The Department of Justice is set to release its resolution on the appeal filed by Sister Patricia Fox seeking the reversal of the Bureau of Immigration’s deportation order.
The decision was announced by Justice Secretary Menardo Guevarra today (Sunday, June 17).
“DoJ will release the resolution on Monday, June 18, sister fox [sic] deadline to leave the country,” Guevarra said in a text message sent to the Philippine News Agency.
In the petition for review filed on May 25 by her legal counsels from the National Union of People’s Lawyers (NUPL), Sister Patricia asked the DoJ to overturn the BI’s leave order on May 17, forfeiting her missionary visa due to allegations of violating the conditions of her stay and gave her a temporary visitor’s visa lasting only 30 days.
The NUPL reiterated Sister Patricia’s position that “there is no factual basis for the downgrading of petitioner’s missionary visa into a temporary visitor’s visa”.
“The allegation that she violated the terms and conditions of her visa is misplaced and unfounded. In the case of the petitioner, there is no mention in the report of the intelligence agents of the BI and even in its assailed order that petitioner’s presence or activities disturbed the peace and order of the country,” Fox said.
While Sister Patricia’s counsels agreed with the BI’s position that a visa is a privilege and not a right given to foreigners, they pointed out “once it is granted by the State, it cannot be revoked except on valid and lawful ground and upon observance of due process of law, both substantive and procedural”.
“Be that as it may, the petitioner submits the view that while a visa given to a foreigner is a privilege that is subject to the discretion of the granting authority — an exercise of the plenary power granted to the State as regards to exclusion of foreigners — this does not come without limitations,” the lawyers said.

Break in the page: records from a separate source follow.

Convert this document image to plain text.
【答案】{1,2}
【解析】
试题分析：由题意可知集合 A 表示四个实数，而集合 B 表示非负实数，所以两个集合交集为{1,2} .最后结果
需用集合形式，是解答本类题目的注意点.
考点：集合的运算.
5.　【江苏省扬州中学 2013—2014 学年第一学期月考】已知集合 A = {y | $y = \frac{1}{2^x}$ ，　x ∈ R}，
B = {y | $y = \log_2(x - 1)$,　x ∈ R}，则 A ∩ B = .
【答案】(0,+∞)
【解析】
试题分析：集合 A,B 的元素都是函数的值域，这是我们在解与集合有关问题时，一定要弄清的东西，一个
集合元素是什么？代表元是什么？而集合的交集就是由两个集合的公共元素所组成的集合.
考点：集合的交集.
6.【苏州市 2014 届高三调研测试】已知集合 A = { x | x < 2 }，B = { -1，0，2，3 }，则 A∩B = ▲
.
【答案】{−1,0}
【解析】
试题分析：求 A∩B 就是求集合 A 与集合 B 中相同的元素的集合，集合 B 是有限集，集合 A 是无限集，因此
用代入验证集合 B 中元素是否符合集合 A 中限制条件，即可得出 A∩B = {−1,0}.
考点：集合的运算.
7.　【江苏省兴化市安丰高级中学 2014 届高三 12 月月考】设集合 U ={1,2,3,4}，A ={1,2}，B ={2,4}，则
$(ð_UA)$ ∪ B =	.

“To espouse otherwise, as what the BI is fervently pushing in its Comment, would run counter to the very nature of an organized society and would set a very dangerous precedent championing an unbridled exercise of State authority at the expense of basic human rights of the people,” they argued.

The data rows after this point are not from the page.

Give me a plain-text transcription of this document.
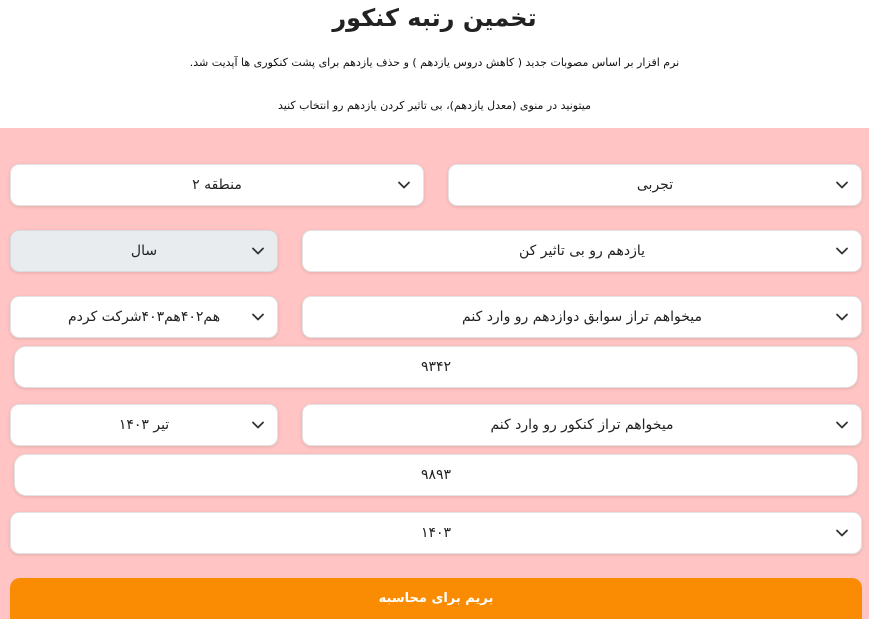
تخمین رتبه کنکور
نرم افزار بر اساس مصوبات جدید ( کاهش دروس یازدهم ) و حذف یازدهم برای پشت کنکوری ها آپدیت شد.
میتونید در منوی (معدل یازدهم)، بی تاثیر کردن یازدهم رو انتخاب کنید
تجربی
منطقه ۲
یازدهم رو بی تاثیر کن
سال
میخواهم تراز سوابق دوازدهم رو وارد کنم
هم۴۰۲هم۴۰۳شرکت کردم
۹۳۴۲
میخواهم تراز کنکور رو وارد کنم
تیر ۱۴۰۳
۹۸۹۳
۱۴۰۳
بریم برای محاسبه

“These limitations apply not only to its power to deport foreigners but to all the other powers that the BI may exercise such as visa forfeiture or visa cancellation,” they added.
For her part, Sister Patricia said she was hopeful that the issue would be resolved. “All I can say I’m hopeful this will be given due consideration in the case. Still I’m hopeful,” she added.
Earlier, Guevarra said the DoJ “reserves the right to call such clarificatory hearings, as may be necessary, to arrive at a just resolution of this appeal.”
In its order, the BI dismissed the Australian nun’s arguments that the bureau forfeited her visa without due process and that allegations that she engaged in political activities were not backed with solid evidence.
It reiterated that she acted beyond allowed activities under her visa by working outside Barangay Amihan in Quezon City, where she claimed she would render her missionary work when she applied for her visa.
The order likewise stressed that the strict rules on evidence do not apply to immigration cases, which are administrative proceedings requiring only the lowest quantum of evidence.
On April 16, Sister Patricia was apprehended by BI operatives pursuant to a mission order issued by Commissioner Jaime Morente for violating the conditions of her stay in the country by engaging in political activities and anti-government demonstrations.